Обычно, когда Шломо совершал молитву, душа его освобождалась от земной суеты и наполнялась непринуждённой зависимостью. Шломо знал, что слова молитвы прямиком вознесутся на небеса. Будут ли они услышана или нет, но его душа обретёт солидарную связь с творением Господа. Шломо ощущал эту вселенскую связь с раннего детства, с тех самых пор, когда первый раз вслед за отцом повторил «Барух Ата Адонай», она взывала к нему как голос крови, пульсирующей в его сосудах, как скрытый незримый поток, наполняющий его жизнью. Но сейчас, после того как небесный Иерусалим явился ему, он почувствовал, что какая-то часть его души откликается ему в одном из высших миров. Была ли она пленена там, как пленена она здесь, Шломо не знал. Успокоение и вера, благостность и благодарность, тайное знание и блаженная уверенность в выбранном для него пути воединились в его воссозданной душе. Появилось ли это в нём как внезапное преображения или было лишь открытием того что было в нём изначально, Шломо сказать не мог. Молча и неподвижно он стоял, погрузившись в себя, пока не заметил подошедшего к нему Никона.
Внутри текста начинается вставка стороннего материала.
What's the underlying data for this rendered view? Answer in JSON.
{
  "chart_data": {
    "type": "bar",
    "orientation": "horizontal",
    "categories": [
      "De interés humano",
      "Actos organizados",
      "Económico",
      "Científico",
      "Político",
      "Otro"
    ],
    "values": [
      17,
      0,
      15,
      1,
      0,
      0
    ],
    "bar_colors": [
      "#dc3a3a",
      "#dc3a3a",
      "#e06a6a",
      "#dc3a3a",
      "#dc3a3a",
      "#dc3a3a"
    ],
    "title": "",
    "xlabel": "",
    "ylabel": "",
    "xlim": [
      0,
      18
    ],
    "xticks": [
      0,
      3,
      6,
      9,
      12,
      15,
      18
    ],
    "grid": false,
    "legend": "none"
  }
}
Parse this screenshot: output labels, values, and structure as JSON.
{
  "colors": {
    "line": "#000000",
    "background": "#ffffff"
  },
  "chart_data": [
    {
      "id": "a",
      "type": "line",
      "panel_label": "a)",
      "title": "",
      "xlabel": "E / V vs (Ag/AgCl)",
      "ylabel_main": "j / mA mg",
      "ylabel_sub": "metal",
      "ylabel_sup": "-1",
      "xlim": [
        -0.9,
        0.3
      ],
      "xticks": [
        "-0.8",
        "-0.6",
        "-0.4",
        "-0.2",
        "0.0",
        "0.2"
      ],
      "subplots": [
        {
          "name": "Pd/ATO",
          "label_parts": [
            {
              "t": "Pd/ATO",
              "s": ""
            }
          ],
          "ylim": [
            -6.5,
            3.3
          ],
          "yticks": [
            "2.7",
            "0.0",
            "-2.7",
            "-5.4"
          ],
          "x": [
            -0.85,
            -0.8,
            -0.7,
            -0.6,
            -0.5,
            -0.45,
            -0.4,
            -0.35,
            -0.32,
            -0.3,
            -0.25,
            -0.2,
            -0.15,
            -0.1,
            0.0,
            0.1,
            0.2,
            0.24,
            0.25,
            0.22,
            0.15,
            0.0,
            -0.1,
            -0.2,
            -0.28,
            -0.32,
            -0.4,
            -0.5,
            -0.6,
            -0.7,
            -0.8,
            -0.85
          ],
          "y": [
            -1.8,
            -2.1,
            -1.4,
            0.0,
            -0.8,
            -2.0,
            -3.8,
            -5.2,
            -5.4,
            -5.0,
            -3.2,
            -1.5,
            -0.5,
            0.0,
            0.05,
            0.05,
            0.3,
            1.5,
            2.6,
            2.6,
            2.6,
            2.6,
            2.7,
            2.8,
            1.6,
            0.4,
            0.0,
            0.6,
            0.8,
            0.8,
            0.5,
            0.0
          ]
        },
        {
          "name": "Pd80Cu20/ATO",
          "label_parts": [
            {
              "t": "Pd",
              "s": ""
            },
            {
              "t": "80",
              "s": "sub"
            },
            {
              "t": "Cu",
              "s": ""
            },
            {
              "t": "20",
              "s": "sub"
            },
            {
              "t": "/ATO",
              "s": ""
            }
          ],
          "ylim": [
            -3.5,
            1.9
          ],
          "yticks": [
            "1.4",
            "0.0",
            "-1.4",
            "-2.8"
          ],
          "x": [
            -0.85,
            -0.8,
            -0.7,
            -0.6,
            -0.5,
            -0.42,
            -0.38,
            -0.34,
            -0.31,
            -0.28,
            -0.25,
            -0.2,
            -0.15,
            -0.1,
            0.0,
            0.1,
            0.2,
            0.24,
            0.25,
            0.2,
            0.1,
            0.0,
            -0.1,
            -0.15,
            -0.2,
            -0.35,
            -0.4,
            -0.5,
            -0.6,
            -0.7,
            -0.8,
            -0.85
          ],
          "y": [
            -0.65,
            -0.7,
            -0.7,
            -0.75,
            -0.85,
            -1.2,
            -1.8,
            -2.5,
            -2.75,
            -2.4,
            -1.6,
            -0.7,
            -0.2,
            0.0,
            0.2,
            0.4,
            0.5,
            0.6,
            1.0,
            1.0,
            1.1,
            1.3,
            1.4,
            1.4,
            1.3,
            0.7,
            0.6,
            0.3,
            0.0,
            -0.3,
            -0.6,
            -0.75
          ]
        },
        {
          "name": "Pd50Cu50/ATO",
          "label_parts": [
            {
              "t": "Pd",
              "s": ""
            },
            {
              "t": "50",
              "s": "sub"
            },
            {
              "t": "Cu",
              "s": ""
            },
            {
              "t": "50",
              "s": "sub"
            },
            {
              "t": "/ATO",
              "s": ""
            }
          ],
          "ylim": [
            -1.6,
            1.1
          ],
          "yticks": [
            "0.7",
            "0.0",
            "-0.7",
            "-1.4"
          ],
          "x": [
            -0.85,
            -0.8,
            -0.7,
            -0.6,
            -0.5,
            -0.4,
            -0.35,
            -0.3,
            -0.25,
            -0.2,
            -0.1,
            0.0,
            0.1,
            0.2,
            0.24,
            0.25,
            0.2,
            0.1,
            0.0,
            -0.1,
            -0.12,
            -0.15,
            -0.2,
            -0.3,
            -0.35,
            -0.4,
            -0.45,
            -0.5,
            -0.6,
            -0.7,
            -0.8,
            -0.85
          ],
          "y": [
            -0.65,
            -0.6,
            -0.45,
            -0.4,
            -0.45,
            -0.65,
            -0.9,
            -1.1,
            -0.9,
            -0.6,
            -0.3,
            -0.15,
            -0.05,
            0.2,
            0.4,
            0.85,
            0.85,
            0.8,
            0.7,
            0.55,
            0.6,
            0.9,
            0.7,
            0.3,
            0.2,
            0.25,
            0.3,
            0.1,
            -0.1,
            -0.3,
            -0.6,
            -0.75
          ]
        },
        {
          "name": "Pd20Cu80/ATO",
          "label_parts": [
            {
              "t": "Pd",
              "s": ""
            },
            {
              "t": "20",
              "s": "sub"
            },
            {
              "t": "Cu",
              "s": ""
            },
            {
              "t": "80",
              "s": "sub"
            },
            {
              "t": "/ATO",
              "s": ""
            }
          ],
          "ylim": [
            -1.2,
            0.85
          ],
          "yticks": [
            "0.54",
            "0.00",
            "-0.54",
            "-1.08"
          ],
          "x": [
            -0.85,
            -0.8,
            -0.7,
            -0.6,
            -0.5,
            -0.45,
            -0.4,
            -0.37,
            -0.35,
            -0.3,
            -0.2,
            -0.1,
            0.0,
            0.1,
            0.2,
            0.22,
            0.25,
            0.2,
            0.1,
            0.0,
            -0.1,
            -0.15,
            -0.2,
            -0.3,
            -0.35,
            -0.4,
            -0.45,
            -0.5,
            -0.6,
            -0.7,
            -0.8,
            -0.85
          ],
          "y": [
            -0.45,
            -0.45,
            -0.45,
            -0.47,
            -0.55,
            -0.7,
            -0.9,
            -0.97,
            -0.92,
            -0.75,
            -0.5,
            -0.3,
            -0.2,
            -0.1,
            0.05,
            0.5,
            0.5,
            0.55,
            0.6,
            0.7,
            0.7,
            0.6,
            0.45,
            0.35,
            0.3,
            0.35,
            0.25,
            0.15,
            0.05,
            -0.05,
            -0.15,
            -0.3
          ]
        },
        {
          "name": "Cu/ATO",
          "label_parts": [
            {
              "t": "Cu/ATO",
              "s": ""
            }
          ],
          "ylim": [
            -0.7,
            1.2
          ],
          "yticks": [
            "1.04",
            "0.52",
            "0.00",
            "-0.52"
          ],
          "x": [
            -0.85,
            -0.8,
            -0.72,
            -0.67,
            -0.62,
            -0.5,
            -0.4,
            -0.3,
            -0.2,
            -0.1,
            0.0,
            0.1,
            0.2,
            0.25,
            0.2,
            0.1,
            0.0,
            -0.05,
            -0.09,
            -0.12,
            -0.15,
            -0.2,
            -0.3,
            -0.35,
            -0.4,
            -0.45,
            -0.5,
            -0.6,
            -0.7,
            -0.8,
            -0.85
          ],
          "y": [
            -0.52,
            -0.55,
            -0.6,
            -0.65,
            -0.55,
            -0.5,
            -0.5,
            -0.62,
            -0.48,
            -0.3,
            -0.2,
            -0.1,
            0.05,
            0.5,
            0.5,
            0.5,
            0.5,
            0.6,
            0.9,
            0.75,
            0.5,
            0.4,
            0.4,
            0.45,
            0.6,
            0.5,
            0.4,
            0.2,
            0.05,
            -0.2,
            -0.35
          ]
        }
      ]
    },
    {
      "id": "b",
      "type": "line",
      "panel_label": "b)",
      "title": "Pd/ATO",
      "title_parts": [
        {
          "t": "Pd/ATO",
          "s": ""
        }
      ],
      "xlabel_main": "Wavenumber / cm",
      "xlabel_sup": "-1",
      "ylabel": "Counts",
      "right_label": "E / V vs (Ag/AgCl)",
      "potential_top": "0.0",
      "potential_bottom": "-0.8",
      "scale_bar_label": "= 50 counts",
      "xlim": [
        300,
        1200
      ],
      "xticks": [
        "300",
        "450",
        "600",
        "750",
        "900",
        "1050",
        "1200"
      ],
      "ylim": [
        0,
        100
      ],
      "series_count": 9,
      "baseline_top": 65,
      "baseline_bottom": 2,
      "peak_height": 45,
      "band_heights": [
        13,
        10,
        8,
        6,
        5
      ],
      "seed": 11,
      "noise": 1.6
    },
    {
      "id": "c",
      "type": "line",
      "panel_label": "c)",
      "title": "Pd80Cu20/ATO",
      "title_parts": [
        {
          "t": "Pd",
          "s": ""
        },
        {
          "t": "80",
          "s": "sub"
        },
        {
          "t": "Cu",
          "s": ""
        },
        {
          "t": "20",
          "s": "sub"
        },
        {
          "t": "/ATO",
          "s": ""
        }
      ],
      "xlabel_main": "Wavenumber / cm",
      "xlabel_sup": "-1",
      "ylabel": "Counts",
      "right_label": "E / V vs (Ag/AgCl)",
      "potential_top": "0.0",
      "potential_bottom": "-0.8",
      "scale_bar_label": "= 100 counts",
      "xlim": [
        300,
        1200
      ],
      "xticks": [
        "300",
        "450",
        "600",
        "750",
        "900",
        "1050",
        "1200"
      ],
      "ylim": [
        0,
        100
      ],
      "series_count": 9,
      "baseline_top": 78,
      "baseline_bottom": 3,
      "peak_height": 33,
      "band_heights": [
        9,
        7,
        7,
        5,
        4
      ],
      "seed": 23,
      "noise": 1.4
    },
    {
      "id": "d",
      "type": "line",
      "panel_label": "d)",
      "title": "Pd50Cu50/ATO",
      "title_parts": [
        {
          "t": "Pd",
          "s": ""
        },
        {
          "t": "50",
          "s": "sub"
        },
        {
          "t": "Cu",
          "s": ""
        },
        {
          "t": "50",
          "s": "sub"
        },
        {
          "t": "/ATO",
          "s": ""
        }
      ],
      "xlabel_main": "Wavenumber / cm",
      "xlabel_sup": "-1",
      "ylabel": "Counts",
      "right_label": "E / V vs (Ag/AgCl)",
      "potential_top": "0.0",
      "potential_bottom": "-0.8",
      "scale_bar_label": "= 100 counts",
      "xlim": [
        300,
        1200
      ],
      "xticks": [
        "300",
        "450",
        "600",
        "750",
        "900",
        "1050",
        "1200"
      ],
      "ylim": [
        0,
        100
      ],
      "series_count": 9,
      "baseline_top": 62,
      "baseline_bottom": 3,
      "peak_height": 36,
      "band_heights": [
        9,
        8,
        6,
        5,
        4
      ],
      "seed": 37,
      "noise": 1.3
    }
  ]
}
Никон, увидев, что Шломо молится, остановился в нескольких шагах от ребе, внимательно слушая слова незнакомого языка. На нём была чистая рубаха, седая длинная борода была расчёсана, новые лапти и онучи были аккуратно подвязаны. Видимо, боговдохновенное состояние Шломы передалось и ему, и когда ребе закончил молитву, Никон не решился прервать молчание. Некоторое время они стояли молча. Осеннее солнце начало быстро клонится к горизонту, подсвечивая багрянцем уже начавшею желтеть листву клёнов и берёз, стоящих вокруг пруда. Наконец, Шломо повернулся к Никону и спросил.

– Наверно уже пора собираться, а где Гамаюн и Милка?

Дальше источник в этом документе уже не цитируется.